Yo no sabía a ciencia cierta si había resuelto el problema o no; de hecho, ni siquiera me
hallaba convencido de que hubiese habido algún problema; no podía dejar de sentir que la
experiencia era totalmente forzada y arbitraria. Estaba seguro de que don Juan me había
observado toda la noche para luego seguirme la corriente diciendo que el sitio donde me
quedara dormido era el buscado. Sin embargo, no veía yo motivo lógico de tal acción, y cuando
me retó a sentarme en el otro sitio no pude hacerlo. Había una extraña separación entre mi
experiencia pragmática de temer al "otro sitio" y mis consideraciones racionales sobre todo el
episodio.
Don Juan, en cambio, se hallaba muy seguro de que yo había triunfado y, actuando en
concordancia con mi éxito, me hizo saber que iba a instruirme con respecto al peyote.
-Me pediste que te enseñara los asuntos del Mescalito -dijo-. Yo quería ver si tenías espinazo
como para conocerlo cara a cara. Mescalito no es chiste. Debes ser dueño de tus recursos.

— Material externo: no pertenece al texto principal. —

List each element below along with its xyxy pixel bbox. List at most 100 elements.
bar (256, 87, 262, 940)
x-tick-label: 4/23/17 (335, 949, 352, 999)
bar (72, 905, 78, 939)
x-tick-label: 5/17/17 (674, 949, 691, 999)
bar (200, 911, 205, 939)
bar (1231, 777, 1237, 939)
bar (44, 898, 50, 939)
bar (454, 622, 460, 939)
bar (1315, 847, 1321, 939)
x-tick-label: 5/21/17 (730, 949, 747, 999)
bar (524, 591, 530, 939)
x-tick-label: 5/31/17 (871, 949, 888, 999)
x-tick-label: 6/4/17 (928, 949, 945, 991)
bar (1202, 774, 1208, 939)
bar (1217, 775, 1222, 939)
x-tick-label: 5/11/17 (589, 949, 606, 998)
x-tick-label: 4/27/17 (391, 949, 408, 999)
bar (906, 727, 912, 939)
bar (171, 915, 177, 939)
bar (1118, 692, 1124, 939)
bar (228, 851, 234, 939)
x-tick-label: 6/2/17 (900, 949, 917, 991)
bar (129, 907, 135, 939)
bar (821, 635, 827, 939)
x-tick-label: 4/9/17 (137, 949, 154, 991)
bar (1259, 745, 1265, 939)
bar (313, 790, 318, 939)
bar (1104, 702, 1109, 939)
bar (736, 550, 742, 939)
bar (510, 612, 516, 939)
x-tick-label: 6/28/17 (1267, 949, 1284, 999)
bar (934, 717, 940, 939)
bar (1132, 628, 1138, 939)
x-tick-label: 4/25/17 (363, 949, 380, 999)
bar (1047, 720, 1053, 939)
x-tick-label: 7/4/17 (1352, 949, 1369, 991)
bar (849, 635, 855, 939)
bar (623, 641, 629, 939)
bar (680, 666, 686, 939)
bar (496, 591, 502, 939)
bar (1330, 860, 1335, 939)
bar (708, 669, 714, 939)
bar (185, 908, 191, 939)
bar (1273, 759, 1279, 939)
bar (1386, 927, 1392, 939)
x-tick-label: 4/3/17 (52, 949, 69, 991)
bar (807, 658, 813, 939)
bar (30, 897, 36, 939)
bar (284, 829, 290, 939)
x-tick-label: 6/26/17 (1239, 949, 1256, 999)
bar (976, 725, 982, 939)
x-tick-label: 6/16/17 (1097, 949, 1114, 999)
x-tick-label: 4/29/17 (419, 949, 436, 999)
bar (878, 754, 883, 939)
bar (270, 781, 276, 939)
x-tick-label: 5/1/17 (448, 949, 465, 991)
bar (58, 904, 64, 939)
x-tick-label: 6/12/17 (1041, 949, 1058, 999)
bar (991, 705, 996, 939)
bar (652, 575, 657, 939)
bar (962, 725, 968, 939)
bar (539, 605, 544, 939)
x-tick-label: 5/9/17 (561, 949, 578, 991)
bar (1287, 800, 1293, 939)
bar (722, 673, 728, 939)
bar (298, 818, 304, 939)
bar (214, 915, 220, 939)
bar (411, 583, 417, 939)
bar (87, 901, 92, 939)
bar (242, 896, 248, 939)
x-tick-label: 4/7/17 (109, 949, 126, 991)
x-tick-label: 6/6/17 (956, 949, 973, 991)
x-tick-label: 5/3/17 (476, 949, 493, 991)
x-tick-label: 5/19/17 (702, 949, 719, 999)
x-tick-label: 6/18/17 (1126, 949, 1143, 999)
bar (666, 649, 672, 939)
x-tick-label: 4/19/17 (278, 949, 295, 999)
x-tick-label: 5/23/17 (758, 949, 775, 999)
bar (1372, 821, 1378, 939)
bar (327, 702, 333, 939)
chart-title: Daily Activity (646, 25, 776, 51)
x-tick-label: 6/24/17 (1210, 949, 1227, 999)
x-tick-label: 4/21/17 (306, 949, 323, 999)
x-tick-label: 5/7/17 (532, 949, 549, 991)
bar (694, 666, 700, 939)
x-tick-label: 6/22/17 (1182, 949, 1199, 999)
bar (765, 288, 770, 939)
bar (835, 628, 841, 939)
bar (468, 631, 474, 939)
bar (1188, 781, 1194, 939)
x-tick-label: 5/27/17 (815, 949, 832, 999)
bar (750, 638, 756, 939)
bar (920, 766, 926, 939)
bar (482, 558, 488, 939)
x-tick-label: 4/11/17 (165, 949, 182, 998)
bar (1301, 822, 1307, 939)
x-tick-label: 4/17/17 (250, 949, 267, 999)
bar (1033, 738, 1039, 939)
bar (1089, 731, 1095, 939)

Ahora sé que puedo aceptar tu solo deseo como una buena razón para aprender.
-¿De veras va usted a enseñarme los asuntos del peyote?

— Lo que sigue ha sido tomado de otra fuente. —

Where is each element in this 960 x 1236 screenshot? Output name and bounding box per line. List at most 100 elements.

-Prefiero llamarlo Mescalito. Haz tú lo mismo.
-¿Cuándo va usted a empezar?
-No es tan sencillo. Primero debes estar listo,
-Creo que estoy listo.
-Esto no es un chiste. Debes esperar hasta que no haya duda, y entonces lo conocerás.
-¿Tengo qué prepararme?
-No. Nada más tienes que esperar. A lo mejor te olvidas de todo el asunto después de un
tiempo. Te cansas rápidamente. Anoche estabas a punto de irte a tu casa apenas se te puso
difícil. Mescalito pide una intención muy seria.